Asylum Aid argued that process adopted by the Home Office was so unfair it rendered it unlawful. The charity said that the time limits of seven days for asylum seekers in detention to make representations on why they should not be sent to Rwanda, was obviously too short. Asylum Aid also argued people needed enough time to access lawyers.
In its ruling the Court of Appeal accepted that seven days would not be enough time in the majority of cases. It also accepted that the High Court was wrong to conclude that people did not need to be given enough time to make representations on why Rwanda was generally unsafe and wrong to say they did not need to have access to lawyers. But the court found the policy was not inherently unfair. It said the Home Secretary needed to publish a policy explaining that extensions should be granted where fairness required it. The court also commented that given the decision on safety, no removals would be proceeding for some time.
The Court of Appeal said: “There may be cases where a decision is fair even where there has been no access to legal assistance, but they are likely to be exceptional. As we have seen, the Secretary of State does not contend otherwise and it is her policy to ensure that legal assistance is indeed available.”
The Court of Appeal went on to say: “The evidence clearly establishes, and it is in any event obvious as a matter of common sense and experience, that in many cases it will indeed be impossible for claimants to submit effective representations within seven days of receipt of a Notice of Intent, even if they have ready access to legal assistance and only wish to make representations on matters specific to their particular circumstances.”
But it went on to say that this will not necessarily be impossible in every case.
The court therefore found that the focus needed to be on the Secretary of State’s policy of flexibility.
It found that it is not good enough that that policy is not formally published in the form of guidance to caseworkers nor referred to in the Notice of Intent.

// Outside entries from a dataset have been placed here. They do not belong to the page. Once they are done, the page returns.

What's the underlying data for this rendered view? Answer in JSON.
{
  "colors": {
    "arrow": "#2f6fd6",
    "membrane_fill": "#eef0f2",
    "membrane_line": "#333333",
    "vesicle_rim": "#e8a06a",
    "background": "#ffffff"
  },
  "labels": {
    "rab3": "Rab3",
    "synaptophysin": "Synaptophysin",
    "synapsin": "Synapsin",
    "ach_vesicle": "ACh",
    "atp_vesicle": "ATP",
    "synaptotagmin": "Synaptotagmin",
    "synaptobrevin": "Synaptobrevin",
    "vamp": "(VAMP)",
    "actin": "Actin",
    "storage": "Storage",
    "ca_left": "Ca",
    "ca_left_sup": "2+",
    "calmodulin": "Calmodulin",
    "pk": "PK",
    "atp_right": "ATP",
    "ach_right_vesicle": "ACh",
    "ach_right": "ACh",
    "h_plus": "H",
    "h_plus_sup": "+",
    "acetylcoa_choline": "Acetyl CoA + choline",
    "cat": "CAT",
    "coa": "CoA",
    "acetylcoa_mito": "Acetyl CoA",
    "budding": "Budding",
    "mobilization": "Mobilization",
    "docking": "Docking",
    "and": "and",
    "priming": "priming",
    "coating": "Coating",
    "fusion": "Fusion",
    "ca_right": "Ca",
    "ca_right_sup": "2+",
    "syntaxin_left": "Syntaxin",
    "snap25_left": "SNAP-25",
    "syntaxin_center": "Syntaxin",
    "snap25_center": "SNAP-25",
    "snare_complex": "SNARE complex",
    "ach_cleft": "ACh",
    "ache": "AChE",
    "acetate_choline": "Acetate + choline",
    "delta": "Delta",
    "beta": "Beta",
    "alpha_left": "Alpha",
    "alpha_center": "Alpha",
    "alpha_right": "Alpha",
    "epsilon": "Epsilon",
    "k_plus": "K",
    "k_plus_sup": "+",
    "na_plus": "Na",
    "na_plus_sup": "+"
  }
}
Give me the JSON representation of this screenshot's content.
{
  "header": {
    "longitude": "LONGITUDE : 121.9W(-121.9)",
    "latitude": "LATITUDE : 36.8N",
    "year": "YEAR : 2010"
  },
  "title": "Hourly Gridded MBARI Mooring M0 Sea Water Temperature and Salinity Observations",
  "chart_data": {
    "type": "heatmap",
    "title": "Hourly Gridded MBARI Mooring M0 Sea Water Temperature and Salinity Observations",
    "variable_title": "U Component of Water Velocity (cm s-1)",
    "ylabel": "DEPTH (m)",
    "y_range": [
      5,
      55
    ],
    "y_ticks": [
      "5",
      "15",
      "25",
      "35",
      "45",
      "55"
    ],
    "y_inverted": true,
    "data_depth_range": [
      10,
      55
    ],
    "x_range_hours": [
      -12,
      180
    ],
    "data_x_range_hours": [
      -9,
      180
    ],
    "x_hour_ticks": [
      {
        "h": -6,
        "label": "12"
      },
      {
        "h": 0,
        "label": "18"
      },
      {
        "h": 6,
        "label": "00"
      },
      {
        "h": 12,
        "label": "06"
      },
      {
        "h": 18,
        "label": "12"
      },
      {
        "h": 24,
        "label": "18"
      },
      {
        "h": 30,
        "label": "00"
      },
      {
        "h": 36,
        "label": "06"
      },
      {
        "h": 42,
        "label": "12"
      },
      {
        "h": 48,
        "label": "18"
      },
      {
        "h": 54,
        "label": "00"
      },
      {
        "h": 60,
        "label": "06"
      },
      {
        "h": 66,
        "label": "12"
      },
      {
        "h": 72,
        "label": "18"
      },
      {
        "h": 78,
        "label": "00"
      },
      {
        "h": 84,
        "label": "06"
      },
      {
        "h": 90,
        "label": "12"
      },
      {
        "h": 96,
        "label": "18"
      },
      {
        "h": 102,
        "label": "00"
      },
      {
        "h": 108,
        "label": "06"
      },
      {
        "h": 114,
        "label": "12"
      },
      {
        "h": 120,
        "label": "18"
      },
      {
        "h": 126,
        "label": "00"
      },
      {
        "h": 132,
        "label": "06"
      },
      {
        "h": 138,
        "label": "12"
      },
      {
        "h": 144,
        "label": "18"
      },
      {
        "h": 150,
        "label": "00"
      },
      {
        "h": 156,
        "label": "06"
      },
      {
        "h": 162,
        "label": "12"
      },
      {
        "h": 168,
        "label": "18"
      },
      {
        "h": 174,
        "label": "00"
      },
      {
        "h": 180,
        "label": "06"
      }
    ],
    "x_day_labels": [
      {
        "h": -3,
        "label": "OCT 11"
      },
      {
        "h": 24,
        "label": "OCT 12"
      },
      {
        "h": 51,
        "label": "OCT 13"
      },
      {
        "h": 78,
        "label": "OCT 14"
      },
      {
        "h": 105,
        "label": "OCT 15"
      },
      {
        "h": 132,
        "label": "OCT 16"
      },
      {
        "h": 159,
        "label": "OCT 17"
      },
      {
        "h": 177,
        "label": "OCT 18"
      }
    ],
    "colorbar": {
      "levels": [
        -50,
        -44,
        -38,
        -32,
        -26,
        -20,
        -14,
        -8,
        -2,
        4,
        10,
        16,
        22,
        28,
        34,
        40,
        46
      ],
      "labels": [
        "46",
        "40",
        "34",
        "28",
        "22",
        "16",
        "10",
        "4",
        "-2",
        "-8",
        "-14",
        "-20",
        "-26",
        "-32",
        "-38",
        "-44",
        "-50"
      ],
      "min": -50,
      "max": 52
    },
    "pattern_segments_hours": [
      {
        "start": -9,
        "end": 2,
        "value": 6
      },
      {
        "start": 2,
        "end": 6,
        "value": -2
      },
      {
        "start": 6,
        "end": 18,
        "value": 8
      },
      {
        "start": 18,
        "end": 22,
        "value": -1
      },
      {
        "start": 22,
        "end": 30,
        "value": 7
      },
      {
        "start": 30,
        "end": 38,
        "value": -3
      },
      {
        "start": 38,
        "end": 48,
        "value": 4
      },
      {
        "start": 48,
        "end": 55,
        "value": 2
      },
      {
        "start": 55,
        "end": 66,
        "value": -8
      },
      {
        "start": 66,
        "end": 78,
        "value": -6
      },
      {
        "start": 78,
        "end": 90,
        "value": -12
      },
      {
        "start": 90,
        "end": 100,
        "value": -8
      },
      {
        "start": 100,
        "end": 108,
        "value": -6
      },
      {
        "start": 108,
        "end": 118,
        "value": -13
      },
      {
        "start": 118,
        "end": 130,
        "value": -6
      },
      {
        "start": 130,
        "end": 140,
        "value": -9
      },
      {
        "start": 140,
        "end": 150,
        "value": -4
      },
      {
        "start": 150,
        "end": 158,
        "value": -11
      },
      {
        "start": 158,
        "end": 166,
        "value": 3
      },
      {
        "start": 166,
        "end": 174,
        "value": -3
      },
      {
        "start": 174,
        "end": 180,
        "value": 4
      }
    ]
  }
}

It said: “Claimants and their advisers need to know that the seven-day timetable can be extended where that is shown to be necessary in the interests of fairness. It is important that the guidance makes it clear that the seven-day period should not be treated as a norm and that the grant of extensions is not necessarily exceptional. It may be that if experience shows that extensions are required in a very large number of cases, the Secretary of State might wish to consider providing for a rather longer base-line period; but that must be a matter for her.”